Downsizing. The word sounds sad…and old. I am like a hermit crab, looking for a new shell, but not a larger one—a smaller one, to fit my smaller life.
Purging. I roam around my big house, tossing overboard the flotsam and jetsam of my previous life.
Tortilla press—used twice.
We moved here from a little house, one that barely held our brimming-with-life children who exploded into every inch of their new home. It really doesn’t seem that long ago. I must have imagined making tortillas in my new kitchen, but life was busy. Instead, I bought tortillas.
Books.
So many books. They seem to multiply on their own. Books about marriage, mothering, faith, purpose. Books that affected me so deeply, I vowed to read them again and again. And did not.
I moved here with so much hope. The perfect life, the perfect marriage, the perfect family. Some of it has been realized, some not.
Perfection is what happens before real life does.
Old oak rocking chair.
We bought it when the baby was just a dream. It’s been creaking for a while anyway, and the finish is worn off in several places.
We moved here when my womb was full of yet another child. Exhausted. Hopeful. Fearful.
Another labor and delivery in the middle of the night because that’s what babies like. Perfect, the doctor said, twice.
Framed pictures.
Put the pictures in a box, donate the frames. So many. “They’ll never be this age again,” said the photographer. Looking at the photos, I can hardly believe they were ever that age.
Regrets.
Wondering if I could have done better, had more boundaries, had fewer rules.
All the teenage years, in this house. The growing pains. The misunderstandings. The burgeoning autonomy. The girlfriends. The driving lessons, the cars bent from mishaps, the prayers for safety. Lord have mercy.
Boxes full of memories.
A lock of hair from a first haircut. A crayon drawing of me holding a baby brother. An essay demanding a dog. Save? Toss?

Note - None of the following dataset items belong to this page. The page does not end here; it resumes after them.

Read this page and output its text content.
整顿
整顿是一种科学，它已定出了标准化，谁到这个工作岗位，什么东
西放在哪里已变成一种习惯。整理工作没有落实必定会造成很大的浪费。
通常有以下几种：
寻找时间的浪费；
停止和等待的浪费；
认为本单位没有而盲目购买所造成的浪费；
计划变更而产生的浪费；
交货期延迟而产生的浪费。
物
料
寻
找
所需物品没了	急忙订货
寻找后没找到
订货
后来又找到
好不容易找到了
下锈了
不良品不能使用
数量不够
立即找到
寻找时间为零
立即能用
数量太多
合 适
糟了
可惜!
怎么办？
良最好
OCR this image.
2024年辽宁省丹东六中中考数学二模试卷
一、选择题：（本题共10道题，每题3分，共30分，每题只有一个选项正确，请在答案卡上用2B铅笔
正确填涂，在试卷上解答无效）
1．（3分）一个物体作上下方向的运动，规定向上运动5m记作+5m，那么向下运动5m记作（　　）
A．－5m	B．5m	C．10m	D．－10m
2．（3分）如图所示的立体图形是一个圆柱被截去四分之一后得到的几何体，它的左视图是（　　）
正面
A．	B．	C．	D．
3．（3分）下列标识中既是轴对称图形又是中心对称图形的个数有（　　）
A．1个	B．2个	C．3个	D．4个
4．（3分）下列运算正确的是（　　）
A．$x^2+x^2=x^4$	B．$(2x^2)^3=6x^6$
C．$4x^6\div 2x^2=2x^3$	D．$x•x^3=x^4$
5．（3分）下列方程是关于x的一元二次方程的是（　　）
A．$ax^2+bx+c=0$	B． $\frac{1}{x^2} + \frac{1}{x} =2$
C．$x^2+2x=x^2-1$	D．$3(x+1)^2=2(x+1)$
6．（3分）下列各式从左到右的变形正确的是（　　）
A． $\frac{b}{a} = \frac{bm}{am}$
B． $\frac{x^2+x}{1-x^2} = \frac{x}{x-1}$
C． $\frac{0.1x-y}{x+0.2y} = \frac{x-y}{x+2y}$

Here’s the rule: Store up your treasures in heaven. But I had these little tangible treasures, hair smelling sweet after a bath. Craving my milk, drunk and smiling when they were satisfied. Growing, running with an energy unmatched by any adult. Then testing my patience and, certainly, my wisdom. And leaving, one by one, for their adventures.
I’m not a sentimental woman, but even I can be tested.
Marcia Thomas lives in a suburb of Chicago with her husband of 41 years. She has raised four handsome, self-actualizing sons. She has found healing in exploring her story in the presence of others and treasures the opportunities she has to be that presence for others. She is surprised and pleased to find that the glad work of healing does not have a retirement age.
Thank you for this poignant piece. I fet so many of the same things when we moved out of the home where we raised our family. It is a grieving indeed.
“Looking for a new shell to fit my smaller life.” On first glance that phrase sounds so sad and yet I have to wonder if there is something expansive in the emptying.
So true…all of it! Been there myself. Regrets? A few. Your words brought to mind so many memories that brought my sentimental journey to the forefront. I’m grateful to remember the goodness of those days. It makes today easier. Thank you❤️
Marcia, I love this piece and how you’ve composed it. I could sense you holding, pondering, and honoring each item as you named it. And oh, do I feel the bittersweet journey of packing up that you describe. As the daughter of an unsentimental woman, I feel like it has fallen to me to properly acknowledge the significance of her and Dad’s things as she downsizes to assisted living. I love that you are blessing the items and their stories in the intentional way you are engaging the process of downsizing.